Seattle team gets $500,000 for Zika vaccine

Scientists hope genetic information from virus helps immune response

By JoNel Aleccia, The Seattle Times
Published: October 21, 2016, 7:48pm

With potentially devastating Zika virus spreading in more than 50 countries, including the United States, a Seattle global health firm has received nearly $500,000 to rapidly develop a new type of vaccine to fight it.

Scientists at the Infectious Disease Research Institute have been awarded a two-year, $491,000 grant to create an RNA-based vaccine candidate that uses genetic information from the virus itself to kick-start an immune response.

“It’s a way of hijacking the virus’ own machinery to express proteins to make a safe and effective vaccine,” said Dan Stinchcomb, the institute’s senior vice president for vaccine development viral disease programs.

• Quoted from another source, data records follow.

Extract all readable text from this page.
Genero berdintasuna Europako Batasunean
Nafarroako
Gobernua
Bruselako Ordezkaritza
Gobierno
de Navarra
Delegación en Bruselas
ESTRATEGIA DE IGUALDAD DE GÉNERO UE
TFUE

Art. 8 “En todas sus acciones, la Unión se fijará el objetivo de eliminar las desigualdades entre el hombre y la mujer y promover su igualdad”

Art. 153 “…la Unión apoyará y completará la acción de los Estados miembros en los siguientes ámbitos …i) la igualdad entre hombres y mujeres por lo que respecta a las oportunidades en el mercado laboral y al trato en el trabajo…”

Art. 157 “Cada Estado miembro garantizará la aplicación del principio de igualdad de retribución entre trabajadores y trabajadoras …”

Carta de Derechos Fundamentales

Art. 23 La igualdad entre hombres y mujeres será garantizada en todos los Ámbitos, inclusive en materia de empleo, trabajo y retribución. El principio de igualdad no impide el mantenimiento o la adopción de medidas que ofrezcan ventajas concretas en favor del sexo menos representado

The award, announced recently by the National Institute of Allergy and Infectious Diseases, follows an urgent call by the National Institutes of Health earlier this year for research targeting all aspects of the virus now known to cause severe birth defects and neurological problems. Dozens of firms have launched efforts to develop Zika vaccines, and NIH and vaccine maker Inovio Pharmaceuticals are now conducting clinical trials with their early candidate.

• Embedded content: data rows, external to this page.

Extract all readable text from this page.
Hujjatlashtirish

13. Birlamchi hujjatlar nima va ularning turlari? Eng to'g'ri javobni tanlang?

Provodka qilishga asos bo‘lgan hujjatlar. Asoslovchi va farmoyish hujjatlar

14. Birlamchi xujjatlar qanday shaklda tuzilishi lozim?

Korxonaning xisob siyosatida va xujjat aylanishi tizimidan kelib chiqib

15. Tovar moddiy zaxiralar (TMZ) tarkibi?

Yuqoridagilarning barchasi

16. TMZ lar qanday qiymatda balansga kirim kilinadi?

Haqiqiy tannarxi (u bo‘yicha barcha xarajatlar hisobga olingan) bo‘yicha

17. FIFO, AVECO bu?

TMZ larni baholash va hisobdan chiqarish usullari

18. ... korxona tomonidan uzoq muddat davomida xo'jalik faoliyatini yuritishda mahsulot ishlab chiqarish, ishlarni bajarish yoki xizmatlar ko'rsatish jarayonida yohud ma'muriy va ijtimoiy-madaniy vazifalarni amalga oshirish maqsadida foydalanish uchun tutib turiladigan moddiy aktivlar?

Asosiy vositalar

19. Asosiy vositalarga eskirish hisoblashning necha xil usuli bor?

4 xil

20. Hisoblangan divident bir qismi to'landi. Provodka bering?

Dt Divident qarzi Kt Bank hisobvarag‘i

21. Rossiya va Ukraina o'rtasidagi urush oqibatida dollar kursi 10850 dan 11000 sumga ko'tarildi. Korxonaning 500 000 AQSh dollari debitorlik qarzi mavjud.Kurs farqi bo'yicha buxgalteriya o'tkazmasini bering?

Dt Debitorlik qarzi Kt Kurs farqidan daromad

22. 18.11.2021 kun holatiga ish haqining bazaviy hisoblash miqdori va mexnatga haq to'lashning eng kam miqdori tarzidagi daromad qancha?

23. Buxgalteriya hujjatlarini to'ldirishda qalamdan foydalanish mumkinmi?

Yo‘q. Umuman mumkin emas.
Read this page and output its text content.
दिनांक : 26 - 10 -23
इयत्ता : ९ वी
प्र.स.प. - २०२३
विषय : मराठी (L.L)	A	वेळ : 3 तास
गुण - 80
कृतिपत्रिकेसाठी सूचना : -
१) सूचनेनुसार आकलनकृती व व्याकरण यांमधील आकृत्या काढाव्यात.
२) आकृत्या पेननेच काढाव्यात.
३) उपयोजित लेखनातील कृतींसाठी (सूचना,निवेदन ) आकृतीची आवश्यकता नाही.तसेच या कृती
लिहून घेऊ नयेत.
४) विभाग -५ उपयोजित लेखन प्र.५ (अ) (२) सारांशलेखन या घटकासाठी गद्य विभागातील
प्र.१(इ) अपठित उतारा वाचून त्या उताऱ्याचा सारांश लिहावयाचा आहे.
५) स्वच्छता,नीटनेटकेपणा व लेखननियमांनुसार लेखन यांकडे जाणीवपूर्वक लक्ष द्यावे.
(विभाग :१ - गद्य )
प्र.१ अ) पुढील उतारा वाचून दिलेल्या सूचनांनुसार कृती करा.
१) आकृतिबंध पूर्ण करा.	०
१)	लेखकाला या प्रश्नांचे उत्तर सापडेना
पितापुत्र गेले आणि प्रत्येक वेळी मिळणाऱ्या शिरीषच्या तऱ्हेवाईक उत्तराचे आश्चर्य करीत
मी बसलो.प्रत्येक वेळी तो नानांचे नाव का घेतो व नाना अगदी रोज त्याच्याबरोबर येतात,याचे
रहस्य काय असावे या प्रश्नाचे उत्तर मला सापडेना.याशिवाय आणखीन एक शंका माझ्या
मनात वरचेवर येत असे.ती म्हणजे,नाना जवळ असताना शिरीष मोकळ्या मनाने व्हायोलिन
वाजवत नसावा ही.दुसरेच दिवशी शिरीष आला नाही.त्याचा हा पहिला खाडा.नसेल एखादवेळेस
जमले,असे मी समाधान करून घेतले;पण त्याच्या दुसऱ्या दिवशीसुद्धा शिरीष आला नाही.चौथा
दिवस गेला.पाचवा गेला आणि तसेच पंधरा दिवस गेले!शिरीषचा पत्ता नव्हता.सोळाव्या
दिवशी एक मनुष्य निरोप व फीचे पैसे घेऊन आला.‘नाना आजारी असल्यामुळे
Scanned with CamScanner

Part of the motivation is protecting public health: A vaccine could halt the once-unknown virus that exploded across Brazil starting last year and quickly spread to other countries in Latin America, the Caribbean and beyond.

In the continental U.S., more than 3,800 cases of Zika infections have been reported. More than 100 cases have been spread by local mosquitoes in Florida, according to the Centers for Disease Control and Prevention. More than 12 cases of Guillain-Barr? syndrome, which causes muscle weakness and paralysis, have been reported. Washington has reported 46 Zika infections, all in people who traveled to places where the virus is spreading.

Profit is also a motivation. A Zika vaccine for even a portion of U.S. travelers could conservatively generate more than $1 billion a year, Joseph Kim, chief executive for Inovio told the Reuters news agency.

Stinchcomb and senior scientist Neal van Hoeven said the grant will help them jump-start the research.

“Other approaches will beat us to the clinic,” Stinchcomb said. “We have the long-term goal to create a vaccine that’s relatively inexpensive and can last a long time.”

Stinchcomb, who joined the Seattle institute in April, is the former president and chief executive of Inviragen, which was acquired by Takeda Pharmaceutical Co. in 2013 after development of DENVax, a vaccine to prevent dengue virus.